Disability Rights
Decision making: When others can legally make decisions for you
Overview of New Zealand’s substitute decision making approach
Tip: People First NZ | Ngā Tāngata Tuatahi have produced a number of Easy Read guides to the law, including information about supported decision making, a tool for making decisions, a guide to making a will, a will form, and information about enduring powers of attorney. Their guides are available in their “Easy Read Library”.
New Zealand has a system called a “substitute decision making approach”. This means that your power to make decisions for yourself can be legally transferred to someone else.
Under the Protection of Personal and Property Rights Act 1988, if you’re judged to not be mentally capable in a particular decision or area of your life then your decision-making powers can be legally transferred to someone else for them to make decisions on your behalf. The power to make decisions for you might be given to someone else generally or only some issues. Not being mentally capable means not being able to make decisions yourself, or not being able to tell other people about your decisions.
However, an important principle in the Act is that the judge should intervene in your life as little as possible. The judge, and anyone they appoint to make decisions for you, should help and encourage you to make decisions for yourself as much as you can.
In some cases, Family Court Judges recognise and promote a supported decision-making approach. We’ll explain this more below.
Is there a better approach we could take?
The UN Disability Convention considers the best system is a “supported decision making approach”. This means that disabled people will always have the right to make decisions for themselves, and they are provided with the support, advice, and information they need to do this.
If New Zealand was to follow the UN Disability Convention’s recommendations, we should be:
- recognising that disabled people “enjoy legal capacity on an equal basis with others in all aspects of life” (Article 12), and
- taking the appropriate measures to ensure that disabled people are given the support they need to exercise their legal capacity.
There is a call from the disabled community (particularly from the learning disability community) to reform New Zealand law around decision making to bring it in line with international law and enable disabled people to have more autonomy and control over their lives.
The Law Commission is currently looking at New Zealand’s adult decision-making capacity laws. The Commission says their report on these laws will likely be finished in early 2025. More information is available on the Law Commission’s project page: Review of adult decision-making capacity law
When might my decision making powers be transferred to someone else?
The first step is to decide whether or not you are mentally capable of making decisions for yourself. This is sometimes called “mentally capable,” “mental capacity,” or “legal capacity”. The answer to whether you have legal capacity could change throughout your life:
- Sometimes people only lose legal capacity temporarily. For example, if they get unwell, and become unable to make decisions for themselves during that time.
- Sometimes people lose legal capacity permanently – for example, if they develop dementia, or a degenerative disease.
- If someone has had a condition since birth or childhood that means that they aren’t able to make decisions for themselves, usually their parents can make decisions on their behalf until they turn 18. Once they turn 18, their parents no longer have that power and they’d have to apply to the Family Court (see more information below: “Making decisions for children and teenagers”).

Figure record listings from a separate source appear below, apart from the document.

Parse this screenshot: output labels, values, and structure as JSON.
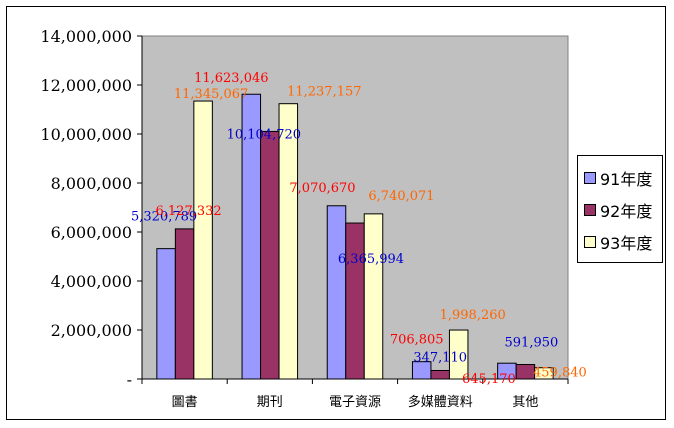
{
  "chart_data": {
    "type": "bar",
    "categories": [
      "圖書",
      "期刊",
      "電子資源",
      "多媒體資料",
      "其他"
    ],
    "series": [
      {
        "name": "91年度",
        "color": "#9999ff",
        "label_color": "#0000cc",
        "values": [
          5320789,
          11623046,
          7070670,
          706805,
          645170
        ]
      },
      {
        "name": "92年度",
        "color": "#993366",
        "label_color": "#ff0000",
        "values": [
          6127332,
          10104720,
          6365994,
          347110,
          591950
        ]
      },
      {
        "name": "93年度",
        "color": "#ffffcc",
        "label_color": "#ff6600",
        "values": [
          11345067,
          11237157,
          6740071,
          1998260,
          459840
        ]
      }
    ],
    "data_labels": [
      [
        "5,320,789",
        "6,127,332",
        "11,345,067"
      ],
      [
        "11,623,046",
        "10,104,720",
        "11,237,157"
      ],
      [
        "7,070,670",
        "6,365,994",
        "6,740,071"
      ],
      [
        "706,805",
        "347,110",
        "1,998,260"
      ],
      [
        "645,170",
        "591,950",
        "459,840"
      ]
    ],
    "data_label_colors": [
      [
        "#0000cc",
        "#ff0000",
        "#ff6600"
      ],
      [
        "#ff0000",
        "#0000cc",
        "#ff6600"
      ],
      [
        "#ff0000",
        "#0000cc",
        "#ff6600"
      ],
      [
        "#ff0000",
        "#0000cc",
        "#ff6600"
      ],
      [
        "#ff0000",
        "#0000cc",
        "#ff6600"
      ]
    ],
    "y_ticks": [
      0,
      2000000,
      4000000,
      6000000,
      8000000,
      10000000,
      12000000,
      14000000
    ],
    "y_tick_labels": [
      "-",
      "2,000,000",
      "4,000,000",
      "6,000,000",
      "8,000,000",
      "10,000,000",
      "12,000,000",
      "14,000,000"
    ],
    "ylim": [
      0,
      14000000
    ],
    "grid": false,
    "plot_background": "#c0c0c0",
    "legend_position": "right"
  }
}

If it’s decided that you aren’t mentally capable, then your powers to make decisions for yourself can be transferred to some other person.
Making decisions for children and teenagers
Care of Children Act 2004, s 28 Case: [2008] 1 NZLR 409
In most cases, your parents are your legal guardians until you turn 18. As your guardians, they can make decisions for you. Usually, as you get older, your parents’ power to make decisions for you will reduce, and you’ll be given more freedom to make your own decisions. This depends on you, your level of maturity, and your ability to understand and communicate your decisions.
If you have a disability or impairment as a teenager, and this reduces your ability to make decisions for yourself, your parents will likely continue to help you make major decisions (or make them on your behalf) right up until you turn 18.
After you turn 18, your parents can continue to help you informally, or they might ask the Family Court to appoint themselves as your “welfare guardian” (see: “When judges and others can make decisions for you”).
Who will make decisions on my behalf?
If you aren’t mentally capable, the power to make decisions about your care, welfare, and property can be transferred to either:
- someone you choose – If you’ve already made a special legal document called an enduring power of attorney (“EPA”), then the person you have chosen to make decisions for you (your “attorney”) can step in to make decisions (see: “How you can appoint someone to make decisions for you: Enduring powers of attorney”).
- the Family Court, or someone who the Family Court chooses – If you haven’t chosen someone to make decisions for you through an EPA, your loved ones can ask the Family Court to either make decisions for you, or to appoint someone to make decisions for you (see: “When judges and others can make decisions for you”).
What decisions can the Family Court make for me?
Protection of Personal and Property Rights Act 1988, ss 9, 10
The Family Court can decide about your care and welfare, like where you should live (this is called a “Personal Order”).
Through a Personal Order, the judge can also put in place other support you need to be able to make your own decisions. For example, the judge might set up an informal arrangement with a “circle of friends” (family, friends, neighbours and health professionals) to give you information, help you come to a decision, and help you communicate these decisions.
This is a form of the supported decision-making approach (this is explained in more detail, see: “Is there a better approach we could take?”).